The first time I remember noticing it was quite a few years back when I was purchasing a certain bath product. I noticed one day that there was less product, but the price hadn’t changed. And the way they had cleverly re-packaged it made it look like you were getting the same amount.
But it really hit me recently when I was buying some of my usual deodorant. The shape of the container had changed. It was made to look like it would be easier to grip, kind of rounded in on the sides. How handy.
And then I got suspicious. I looked closer, comparing the old container with the new one, and saw that the amount of actual deodorant had been reduced by several grams. Surprise, surprise, the price was the same.
Not only that, but on the label, the size of the font with the number of grams had gotten smaller. Trying to hide something?
According to Wikipedia, “Shrinkflation allows companies to increase their operating margin and profitability by reducing costs whilst maintaining sales volume, and is often used as an alternative to raising prices in line with inflation.”
It’s just sneaky, you know? And how long do these companies think they can get away with it?
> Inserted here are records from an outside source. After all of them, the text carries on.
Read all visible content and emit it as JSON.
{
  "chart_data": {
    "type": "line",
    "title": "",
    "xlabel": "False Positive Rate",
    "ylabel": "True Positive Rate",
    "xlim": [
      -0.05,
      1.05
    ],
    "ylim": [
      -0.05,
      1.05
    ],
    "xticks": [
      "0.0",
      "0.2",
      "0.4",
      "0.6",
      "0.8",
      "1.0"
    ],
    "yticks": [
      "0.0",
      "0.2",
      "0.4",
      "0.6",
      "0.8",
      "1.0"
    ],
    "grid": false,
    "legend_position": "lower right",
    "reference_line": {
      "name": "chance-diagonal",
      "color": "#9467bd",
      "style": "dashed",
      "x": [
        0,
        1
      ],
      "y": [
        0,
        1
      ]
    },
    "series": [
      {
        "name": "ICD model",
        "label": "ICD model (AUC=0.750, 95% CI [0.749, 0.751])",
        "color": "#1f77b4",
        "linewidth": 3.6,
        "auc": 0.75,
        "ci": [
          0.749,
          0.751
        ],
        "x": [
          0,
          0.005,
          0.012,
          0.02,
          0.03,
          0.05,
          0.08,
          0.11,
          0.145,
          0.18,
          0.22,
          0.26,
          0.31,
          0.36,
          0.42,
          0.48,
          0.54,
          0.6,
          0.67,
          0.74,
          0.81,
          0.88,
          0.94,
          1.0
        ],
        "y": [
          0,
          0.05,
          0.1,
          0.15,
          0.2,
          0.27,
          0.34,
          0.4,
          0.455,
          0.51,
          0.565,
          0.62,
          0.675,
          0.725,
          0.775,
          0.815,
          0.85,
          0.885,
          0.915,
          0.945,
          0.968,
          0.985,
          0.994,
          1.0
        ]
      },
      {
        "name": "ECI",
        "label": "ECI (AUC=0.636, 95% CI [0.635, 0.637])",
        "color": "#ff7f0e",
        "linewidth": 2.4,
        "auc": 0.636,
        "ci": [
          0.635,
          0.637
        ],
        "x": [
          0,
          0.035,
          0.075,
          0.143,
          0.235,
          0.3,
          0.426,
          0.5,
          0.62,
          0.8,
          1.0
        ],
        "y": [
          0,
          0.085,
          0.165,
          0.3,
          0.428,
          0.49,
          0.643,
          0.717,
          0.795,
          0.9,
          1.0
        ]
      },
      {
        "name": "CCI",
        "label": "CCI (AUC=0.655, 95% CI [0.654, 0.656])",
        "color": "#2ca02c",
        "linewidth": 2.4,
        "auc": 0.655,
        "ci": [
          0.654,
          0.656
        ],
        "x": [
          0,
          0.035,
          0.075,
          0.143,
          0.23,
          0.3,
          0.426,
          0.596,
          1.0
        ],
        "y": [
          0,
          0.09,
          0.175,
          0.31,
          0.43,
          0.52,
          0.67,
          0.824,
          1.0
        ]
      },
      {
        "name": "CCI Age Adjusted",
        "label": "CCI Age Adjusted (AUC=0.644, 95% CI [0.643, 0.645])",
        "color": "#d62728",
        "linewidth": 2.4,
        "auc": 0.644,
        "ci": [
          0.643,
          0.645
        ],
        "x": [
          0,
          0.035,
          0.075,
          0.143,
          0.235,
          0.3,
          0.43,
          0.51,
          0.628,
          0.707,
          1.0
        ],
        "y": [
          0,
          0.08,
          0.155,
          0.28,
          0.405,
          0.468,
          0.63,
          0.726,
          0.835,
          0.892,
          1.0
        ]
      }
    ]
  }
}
At this rate, my deodorant will be the size of a crayon in a couple of years.
I’ll bet these big companies all have a Shrinkflation department. Nerdy people who sit around all day trying to figure out how to give us less and still charge us more. Change the packaging, make the content look like more than what it is. Give it a new name.
Sometimes they’re very clever, but other times all we have to do is know how to count. That box of tea bags used to last me a month. And didn’t I change that roll of toilet paper just the other day?
To be fair, occasionally there is a legitimate reason for a price increase or shrinkflation. The cost of producing something might go up unexpectedly, for instance.
The makers of Toblerone chocolate created a huge scandal a few years back when they changed the shape of the bar, making the gaps between the triangles wider, AND raising the price. Their explanation was that there had been an increase in the cost of cocoa so it was more expensive to produce. After a public uproar, they finally gave in and went back to the old shape. But the price went even higher.
Deodorant is one thing, but don’t you dare touch my chocolate!
There are some suggestions out there as to how to shop more wisely so you get the same bang for your buck. And of course, you can always complain, write emails, or post blogs.
One of the suggestions I read was that you don’t have to stay loyal to a brand. There’s an idea. Shop around for a competitor’s product and buy that instead. Ha!
Actually, I think I’ll take it one step further. I may just give up using deodorant altogether, and raise a REAL stink. That’ll teach ’em.